Dallas Buyers Club
Vallée has produced an arresting, thought-provoking and moving piece of work.
Plot summary
The true story of Texan rodeo cowboy Ron Woodroof and his battle with the medical establishment and pharmaceutical companies after being diagnosed as HIV-positive in 1986.
Following in the wake of acclaimed documentaries We Were Here and How To Survive A Plague, Dallas Buyers Club is the first major movie in many years to reflect back on the early days of the AIDS epidemic in the US. It’s already generated news stories – not least because of lead actor Matthew McConaughey’s dramatic weight loss. He plays the part of Ron Woodroof, a gambler, electrician and occasional rodeo bull rider. Straight and homophobic, Woodroof likes to party hard, enjoying the pleasures of both drugs and hookers. Loosely based on a true story, in 1985, Woodroof was diagnosed as being HIV positive. Shockingly, he was given 30 days to live. Stunned by the news, he at first goes into denial that he could possibly have that “faggot” disease. After undertaking a bit of research, he realises that the doctor’s are correct – but he refuses to accept their grim prognosis.

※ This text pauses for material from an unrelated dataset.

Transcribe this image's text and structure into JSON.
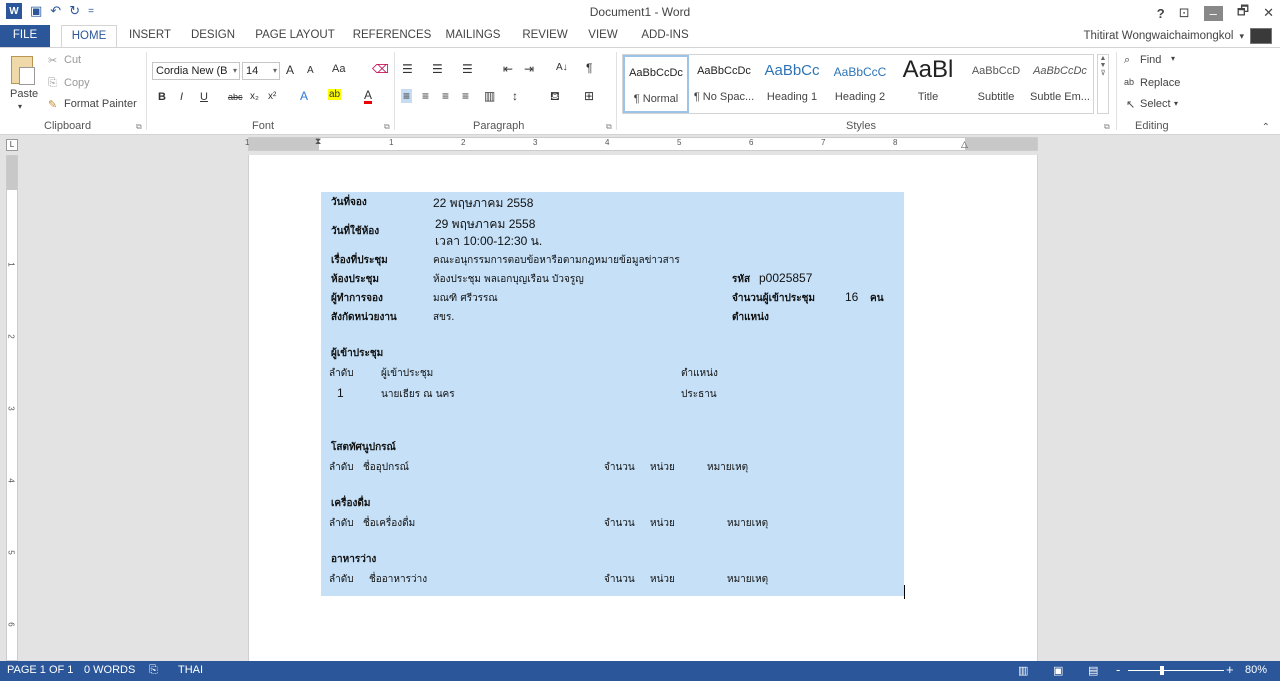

Reading about the development of AZT, but unable to buy any through his doctors, he sets off to obtain some illegally. This leads him to a maverick doc in Mexico, who begins supplying Woodruff with the latest drugs that are being used to treat HIV from around the world – none of which have been approved the American FDA. Armed with boxes of experimental pills and injections, he begins to realise that there is a profit to be made – with dozens of Texan HIV patients desperate for any sort of medication. The ‘Dallas Buyers Clubs’ is launched, with Woodruff promising members a supply of any drug they wish to try for $400 a month. He’s aided by the most unlikely of collaborators – a HIV-positive, Marc Bolan-obsessed transgendered woman, Rayon (Jared Leto) – and has to battle the disapproval of one of his doctors, Dr Saks (Jennifer Garner). At the same time, the FDA – highly suspicious of the quantities of drugs he carries – are constantly on his tail – and he’s engaged in a continuing biological race to keep his own HIV infection under control.
From Canadian director Jean-Marc Vallée (C.R.A.Z.Y, The Young Victoria), Dallas Buyers Club has already received plenty of award nominations – and deservedly so. McConaughey – almost unrecognisable from his rom-com days after shedding 40 pounds for the role – turns in a career-defining performance. Vallée has said that he saw Woodruff as a being like McMurphy in One Flew Over the Cuckoo’s Nest – a trouble-making maverick who is forced to discover what he has in common with a peer group that he initially views as a bunch of freaks.
As such, Woodruff discovers a closer affinity with the gay men affected by HIV than the straight friends who shun him after his diagnosis. He makes the most unlikely of AIDS activists, in one of the US’s most homophobic states. However, a brilliant Jared Leto – in his first acting role in six years – can also not be praised enough – wholly convincing in the role of Rayon. The duo’s unlikely friendship forms much of the heart of the film – more so than Woodruff’s fondness for the sympathetic Dr Saks (Garner).
Quibbles? Perhaps the last half hour, in comparison to the earlier part of the film, seems to lose sight of Woodruff, the man, over Woodruff, the angry campaigner. Others may also debate the blurring of fact and fiction for dramatic purposes (Rayon and Saks were not actually based on any one individuals), or the focus on a heterosexual’s man’s HIV story when so many gay men’s stories have never been explored. However, ultimately, as a piece of cinema – Vallée has produced an arresting, thought-provoking and moving piece of work – and one which admirably resists presenting Woodruff in too sentimental a light (such as a scene when he denies a club member his medication for being $50 short of the required membership fee). The pills here are not sugar-coated.